DA INTERPRETAÇÃO...

A palavra evoca alguma coisa de não explícito, que contém o verdadeiro significado do discurso.

Luigi Pareyson

Quem renunciar ao trabalho da interpretação corre riscos de se perder nas teias da linguagem. Batismos semânticos podem desembocar em tapumes de mentirarias. Nenhuma lógica há de se sustentar como referência do absoluto. Se, como diz Philippe Breton, nos cercam manipulações tanto cognitivas como afetivas, interpretar é ato fundante, desmistifica e restaura sentidos.

A tecnicização da linguagem não faz dela meio seguro da verdade, campo ético confiável e instrumento da clareza. Crer nisso é engolirmos uma demagogia estilizada como se “efeitos de sentidos” não fossem embrenhados por intencionalidades, silêncios e incompletudes. Tantos os obstáculos opacos que supomos haver apenas dois caminhos: o dizer hegemônico e a carnavalização no dizer. Naquele, predomina um racionalismo na base de “tudo o que é racional é real”. Compreender, assim, é engolir vontades empacotadas em projetos, nas execuções e, sobretudo, nas entregas de fé. Nesta (carnavalização no dizer), ataca-se o sentido único, tomando lugar leituras sem referências, tudo é parcialidade, subjetividade. Ora, nossa reação contra interpretações dominantes ultrapassa ideologias racionalistas e relativistas. Interpretar para além das linhas – vasculhando condições históricas e desmontando racionalizações estratégicas –, numa espécie de “Arte Dialética” profunda, transcende às ideias, atinge o que, de fato, nos angustia: a verdade. Razão sem a verdade, assegura Pareyson, é a mais intolerável das tiranias.

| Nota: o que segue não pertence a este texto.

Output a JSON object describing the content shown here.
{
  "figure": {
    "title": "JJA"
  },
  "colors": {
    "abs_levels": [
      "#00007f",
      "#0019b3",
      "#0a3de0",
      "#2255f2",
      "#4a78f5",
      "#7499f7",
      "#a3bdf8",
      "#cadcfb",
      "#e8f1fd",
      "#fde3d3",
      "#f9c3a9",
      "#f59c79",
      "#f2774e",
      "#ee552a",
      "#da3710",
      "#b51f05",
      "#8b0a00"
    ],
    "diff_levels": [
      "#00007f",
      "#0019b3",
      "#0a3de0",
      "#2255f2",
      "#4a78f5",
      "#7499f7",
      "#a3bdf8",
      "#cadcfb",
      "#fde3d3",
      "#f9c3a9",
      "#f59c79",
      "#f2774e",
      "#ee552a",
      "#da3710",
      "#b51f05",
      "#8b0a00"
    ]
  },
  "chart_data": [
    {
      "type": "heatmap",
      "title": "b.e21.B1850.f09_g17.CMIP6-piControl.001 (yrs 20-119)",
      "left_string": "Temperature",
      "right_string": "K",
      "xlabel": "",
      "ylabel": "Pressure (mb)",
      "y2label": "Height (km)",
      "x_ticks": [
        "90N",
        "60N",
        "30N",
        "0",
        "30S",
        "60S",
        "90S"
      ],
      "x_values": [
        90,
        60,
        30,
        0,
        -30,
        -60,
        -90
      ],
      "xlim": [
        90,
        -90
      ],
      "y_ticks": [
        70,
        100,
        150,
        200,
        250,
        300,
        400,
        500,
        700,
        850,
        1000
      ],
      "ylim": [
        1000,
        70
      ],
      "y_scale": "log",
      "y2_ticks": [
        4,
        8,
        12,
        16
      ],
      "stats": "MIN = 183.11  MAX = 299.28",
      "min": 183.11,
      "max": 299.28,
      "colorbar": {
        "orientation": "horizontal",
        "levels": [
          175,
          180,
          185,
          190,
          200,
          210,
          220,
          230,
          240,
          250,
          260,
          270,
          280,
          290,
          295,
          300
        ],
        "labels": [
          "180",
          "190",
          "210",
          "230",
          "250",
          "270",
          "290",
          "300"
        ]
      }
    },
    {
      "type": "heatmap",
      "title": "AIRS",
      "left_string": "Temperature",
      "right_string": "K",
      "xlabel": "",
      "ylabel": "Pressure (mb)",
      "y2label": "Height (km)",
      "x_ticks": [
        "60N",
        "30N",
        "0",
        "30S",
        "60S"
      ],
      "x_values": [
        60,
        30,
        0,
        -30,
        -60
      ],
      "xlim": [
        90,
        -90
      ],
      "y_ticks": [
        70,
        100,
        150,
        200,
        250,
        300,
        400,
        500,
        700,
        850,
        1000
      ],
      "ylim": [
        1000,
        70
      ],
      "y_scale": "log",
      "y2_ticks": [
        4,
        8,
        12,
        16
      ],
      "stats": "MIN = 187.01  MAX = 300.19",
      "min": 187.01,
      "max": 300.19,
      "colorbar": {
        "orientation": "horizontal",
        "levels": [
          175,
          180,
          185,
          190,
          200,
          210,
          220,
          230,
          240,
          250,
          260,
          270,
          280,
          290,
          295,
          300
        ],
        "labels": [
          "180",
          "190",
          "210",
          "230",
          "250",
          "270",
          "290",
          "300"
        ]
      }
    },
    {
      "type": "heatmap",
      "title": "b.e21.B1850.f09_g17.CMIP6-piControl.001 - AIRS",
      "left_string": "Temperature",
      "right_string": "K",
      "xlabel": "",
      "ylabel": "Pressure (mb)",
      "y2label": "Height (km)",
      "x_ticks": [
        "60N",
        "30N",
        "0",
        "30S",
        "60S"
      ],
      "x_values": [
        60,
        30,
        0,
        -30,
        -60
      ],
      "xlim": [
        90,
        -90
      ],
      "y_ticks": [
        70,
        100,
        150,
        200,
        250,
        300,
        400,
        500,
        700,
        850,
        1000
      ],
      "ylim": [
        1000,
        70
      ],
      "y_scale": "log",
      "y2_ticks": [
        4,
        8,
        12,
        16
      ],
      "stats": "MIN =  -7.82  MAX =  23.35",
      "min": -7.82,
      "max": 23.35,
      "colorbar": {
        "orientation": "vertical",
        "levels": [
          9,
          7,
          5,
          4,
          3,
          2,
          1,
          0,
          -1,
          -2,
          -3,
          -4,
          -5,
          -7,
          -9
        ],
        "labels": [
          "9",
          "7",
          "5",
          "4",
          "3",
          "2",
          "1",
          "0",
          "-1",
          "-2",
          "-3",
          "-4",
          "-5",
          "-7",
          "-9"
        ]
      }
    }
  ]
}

A análise interpretativa requer consciência de que os fenômenos se constroem em bases estruturais, formais e conteudísticas. Ademais, qualquer noção de durabilidade nada mais é do que jogos históricos. A inércia significativa é resultado de ímpetos acocorados. Não caiamos na outra extremidade: a multiplicidade de manifestações não nos autoriza arbitrariedades de interpretações. Há limites neste processo. Linguagem que signifique qualquer coisa é violência comunicativa. Umberto Eco nos alerta: “existem interpretações clamorosamente inaceitáveis”. Uma abordagem só estrutural ou só formal é tolice cognitiva, só conteudística é gangorra ideológica. Entre as chaves que nos abrem escutas significativas estão aquelas que passam pelos vieses temáticos e textuais. No fundo, ao aplicarmos o tripé assunto, tese e argumentos, nos mantemos numa rota cuja margem de fidelidade a tais descobertas é digna de crédito. Sem que o texto se mostre, sem que o tragamos à luz em sua “coluna vertebral”, sem que reconheçamos o maquinário fundamentador e sem que construamos um esquema lógico dele, nossa interpretação será fantasma, ingenuidade ou embuste.

Enfim, interpretar pressupõe preparo técnico-crítico. Ao visar tecidos administrados jamais nos esqueçamos de que os equívocos são constitutivos dos gestos humanos, até porque sentido sem sentidos existentes é grau zero de nosso potencial expressivo. Tornar-se “outro” é atávico na linguagem, pois, “o sujeito é ao mesmo tempo despossuído e responsável pelo que lê”. Nosso olhar, entretanto, é disciplinado, é dialético, é criativo, é enraizado mesmo indevassável. Interpretar, em síntese, é trabalhar com o que ignoramos, com o obscuro, com as barbáries. Afinal, consoante Eni P. Orlandi, sem silêncio não há sentido (haveria o muito cheio da linguagem).